Sequel 2
The Saga Continues
19.08.2008, 12:13, Text:
Bodo Scheup
Ab sofort flimmert die erste Fortsetzung zum aktuellen Blockbuster von Steinberg über die Bildschirme der Musik-Community: Sequel 2. Eigentlich fehlt nur eine kleine Null hinter dem Titel, aber sonst ist die Sache mit Steinbergs Sequel ganz ähnlich wie mit der Hype-Blase um das Web 2.0: Spaß macht nicht das Gerede darüber, sondern allein das Selbst-Ausprobieren.

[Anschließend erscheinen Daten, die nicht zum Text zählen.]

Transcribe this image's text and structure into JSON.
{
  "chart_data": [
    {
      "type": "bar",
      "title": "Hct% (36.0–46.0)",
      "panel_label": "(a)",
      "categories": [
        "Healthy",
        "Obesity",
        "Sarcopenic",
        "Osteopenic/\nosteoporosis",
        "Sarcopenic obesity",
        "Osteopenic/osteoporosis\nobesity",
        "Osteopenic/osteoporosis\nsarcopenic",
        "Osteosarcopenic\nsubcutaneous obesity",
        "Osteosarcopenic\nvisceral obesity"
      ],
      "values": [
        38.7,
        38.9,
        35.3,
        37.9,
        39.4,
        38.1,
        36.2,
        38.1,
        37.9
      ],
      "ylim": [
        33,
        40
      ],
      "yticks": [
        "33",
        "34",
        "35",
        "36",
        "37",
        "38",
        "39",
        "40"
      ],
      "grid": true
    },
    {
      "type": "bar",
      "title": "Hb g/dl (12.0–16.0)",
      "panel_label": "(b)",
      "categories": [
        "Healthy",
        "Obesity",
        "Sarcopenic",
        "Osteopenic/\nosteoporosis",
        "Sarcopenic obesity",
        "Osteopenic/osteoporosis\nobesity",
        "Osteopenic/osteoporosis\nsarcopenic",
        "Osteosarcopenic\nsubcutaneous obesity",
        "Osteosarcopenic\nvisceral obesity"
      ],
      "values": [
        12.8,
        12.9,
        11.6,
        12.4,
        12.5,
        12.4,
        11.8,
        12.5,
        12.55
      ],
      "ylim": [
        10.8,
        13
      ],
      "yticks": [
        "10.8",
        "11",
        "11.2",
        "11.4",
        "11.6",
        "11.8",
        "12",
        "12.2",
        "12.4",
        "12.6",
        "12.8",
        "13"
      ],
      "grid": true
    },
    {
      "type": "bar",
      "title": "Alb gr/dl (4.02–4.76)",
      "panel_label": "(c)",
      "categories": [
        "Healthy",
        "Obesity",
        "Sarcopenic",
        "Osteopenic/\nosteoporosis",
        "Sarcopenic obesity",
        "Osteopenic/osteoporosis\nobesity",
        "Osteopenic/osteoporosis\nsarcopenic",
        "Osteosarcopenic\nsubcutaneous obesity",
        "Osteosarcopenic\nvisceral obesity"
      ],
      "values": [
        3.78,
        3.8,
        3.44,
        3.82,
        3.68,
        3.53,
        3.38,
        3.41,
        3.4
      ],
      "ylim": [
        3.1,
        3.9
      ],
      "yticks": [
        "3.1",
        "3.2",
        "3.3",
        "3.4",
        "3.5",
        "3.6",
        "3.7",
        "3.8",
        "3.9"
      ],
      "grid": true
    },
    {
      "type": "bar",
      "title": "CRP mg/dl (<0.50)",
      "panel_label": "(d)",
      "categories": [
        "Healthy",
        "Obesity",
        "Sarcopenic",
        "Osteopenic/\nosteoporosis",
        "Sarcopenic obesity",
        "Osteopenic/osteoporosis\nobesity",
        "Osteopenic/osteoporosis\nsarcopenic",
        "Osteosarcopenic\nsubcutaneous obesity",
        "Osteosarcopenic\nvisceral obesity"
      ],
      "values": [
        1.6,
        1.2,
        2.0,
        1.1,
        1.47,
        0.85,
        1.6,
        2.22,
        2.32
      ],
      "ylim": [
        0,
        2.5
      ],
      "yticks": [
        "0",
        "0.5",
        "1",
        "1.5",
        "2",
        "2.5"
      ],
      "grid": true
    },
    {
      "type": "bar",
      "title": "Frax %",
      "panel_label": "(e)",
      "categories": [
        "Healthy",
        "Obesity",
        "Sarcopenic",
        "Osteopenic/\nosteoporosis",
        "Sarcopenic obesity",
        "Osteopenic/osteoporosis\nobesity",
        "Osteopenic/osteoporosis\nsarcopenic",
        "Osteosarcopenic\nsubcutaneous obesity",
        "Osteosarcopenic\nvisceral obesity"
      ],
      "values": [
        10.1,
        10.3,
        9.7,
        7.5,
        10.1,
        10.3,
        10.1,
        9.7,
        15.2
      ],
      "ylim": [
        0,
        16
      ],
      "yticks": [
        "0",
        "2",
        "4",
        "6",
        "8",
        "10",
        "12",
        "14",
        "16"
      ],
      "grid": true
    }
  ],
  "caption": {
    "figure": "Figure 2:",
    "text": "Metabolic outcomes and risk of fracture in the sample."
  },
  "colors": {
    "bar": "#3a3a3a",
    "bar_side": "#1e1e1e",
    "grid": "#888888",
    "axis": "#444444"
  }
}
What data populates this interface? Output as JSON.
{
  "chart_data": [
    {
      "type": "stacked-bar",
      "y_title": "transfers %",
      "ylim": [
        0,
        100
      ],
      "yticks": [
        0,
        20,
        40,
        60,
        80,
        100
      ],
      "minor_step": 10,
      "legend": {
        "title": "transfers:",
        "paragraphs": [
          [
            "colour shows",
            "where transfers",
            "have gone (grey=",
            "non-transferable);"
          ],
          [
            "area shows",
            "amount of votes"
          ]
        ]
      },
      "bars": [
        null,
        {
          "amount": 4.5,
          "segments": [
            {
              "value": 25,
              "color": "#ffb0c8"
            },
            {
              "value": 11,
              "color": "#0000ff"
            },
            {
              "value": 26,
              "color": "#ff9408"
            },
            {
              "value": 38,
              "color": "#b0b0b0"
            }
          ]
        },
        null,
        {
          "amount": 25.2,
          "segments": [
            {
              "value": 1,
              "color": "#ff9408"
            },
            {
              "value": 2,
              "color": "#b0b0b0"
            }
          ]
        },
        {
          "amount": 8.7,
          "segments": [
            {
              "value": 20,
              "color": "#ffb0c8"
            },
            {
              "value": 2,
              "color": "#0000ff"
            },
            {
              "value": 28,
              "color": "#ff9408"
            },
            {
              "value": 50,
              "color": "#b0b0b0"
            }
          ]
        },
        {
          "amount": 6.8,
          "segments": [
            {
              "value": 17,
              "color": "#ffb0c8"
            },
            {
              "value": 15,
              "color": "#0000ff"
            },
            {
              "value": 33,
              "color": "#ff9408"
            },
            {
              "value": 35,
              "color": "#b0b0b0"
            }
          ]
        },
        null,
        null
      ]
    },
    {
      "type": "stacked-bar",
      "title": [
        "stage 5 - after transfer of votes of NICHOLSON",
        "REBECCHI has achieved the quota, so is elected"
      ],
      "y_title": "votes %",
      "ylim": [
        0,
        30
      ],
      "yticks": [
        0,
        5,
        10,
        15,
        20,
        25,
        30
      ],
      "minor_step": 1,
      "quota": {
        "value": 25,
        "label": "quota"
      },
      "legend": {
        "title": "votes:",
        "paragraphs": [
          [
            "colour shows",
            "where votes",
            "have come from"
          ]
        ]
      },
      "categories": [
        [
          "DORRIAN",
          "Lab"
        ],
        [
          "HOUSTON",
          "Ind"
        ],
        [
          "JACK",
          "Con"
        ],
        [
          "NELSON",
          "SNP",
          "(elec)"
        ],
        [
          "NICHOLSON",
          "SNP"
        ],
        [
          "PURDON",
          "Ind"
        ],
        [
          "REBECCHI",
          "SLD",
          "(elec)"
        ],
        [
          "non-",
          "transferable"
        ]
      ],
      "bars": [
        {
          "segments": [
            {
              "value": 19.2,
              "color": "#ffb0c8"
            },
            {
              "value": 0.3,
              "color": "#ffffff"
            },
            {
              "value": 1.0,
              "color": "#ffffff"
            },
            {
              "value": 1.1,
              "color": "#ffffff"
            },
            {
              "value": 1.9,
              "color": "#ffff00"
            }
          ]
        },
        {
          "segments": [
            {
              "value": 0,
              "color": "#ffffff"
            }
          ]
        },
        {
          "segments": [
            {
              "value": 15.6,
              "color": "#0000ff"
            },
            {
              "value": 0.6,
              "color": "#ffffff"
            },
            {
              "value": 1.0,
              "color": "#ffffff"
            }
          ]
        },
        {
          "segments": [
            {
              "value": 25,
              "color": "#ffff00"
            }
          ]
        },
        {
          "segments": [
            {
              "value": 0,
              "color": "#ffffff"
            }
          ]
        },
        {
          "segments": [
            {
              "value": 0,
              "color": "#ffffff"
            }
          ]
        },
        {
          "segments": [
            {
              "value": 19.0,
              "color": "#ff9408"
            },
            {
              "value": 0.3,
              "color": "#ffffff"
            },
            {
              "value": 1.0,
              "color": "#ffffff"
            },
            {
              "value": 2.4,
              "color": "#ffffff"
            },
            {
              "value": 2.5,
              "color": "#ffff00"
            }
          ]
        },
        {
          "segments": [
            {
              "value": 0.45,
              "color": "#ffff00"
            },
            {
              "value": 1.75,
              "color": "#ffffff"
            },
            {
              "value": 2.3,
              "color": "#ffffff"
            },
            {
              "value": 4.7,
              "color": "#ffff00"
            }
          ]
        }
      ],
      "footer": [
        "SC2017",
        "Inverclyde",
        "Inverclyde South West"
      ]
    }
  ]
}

Da das auf Papier gedruckt nicht ganz so leicht geht, kurz die Basics: Sequel ist eine allumfassende Produktionssoftware, von der Aufnahme übers soundtechnische Finetuning bis zum Live-Einsatz. Komplexe Anwendungen sind runtergebrochen auf ein einfaches Konzept: Benutzerfreundlichkeit. Die Version 2 von Sequel emanzipiert sich nun auch vom Rechner. Durch den neuen Controller Mode kann praktisch alles extern über einen MIDI-Controller gesteuert werden. Ordentlich was zum Tüfteln gibt es mit den neuen Funktionen Free Warp und Audio Reverse auf die Ohren. Zweiteres erlaubt, wenig überraschend, aber immer wieder effektiv, das Umkehren von Audiomaterial. Mit Free Warp hingegen können arg aus dem Takt geratene Signale nicht nur brav ins Rhythmusraster geschoben werden - was Sequel im Prinzip ja schon von Haus aus selbst erledigt -, sondern damit lassen sich Loops auch ziemlich einschneidend manipulieren. Und neben dem Prozessor schonenden Track Freeze und verbesserter Navigation durch die Media Bay gibt es auch frische Inhalte satt: Rock, HipHop und Industrial heißen die mit Loops vollgepackten neuen Sound-Pakete.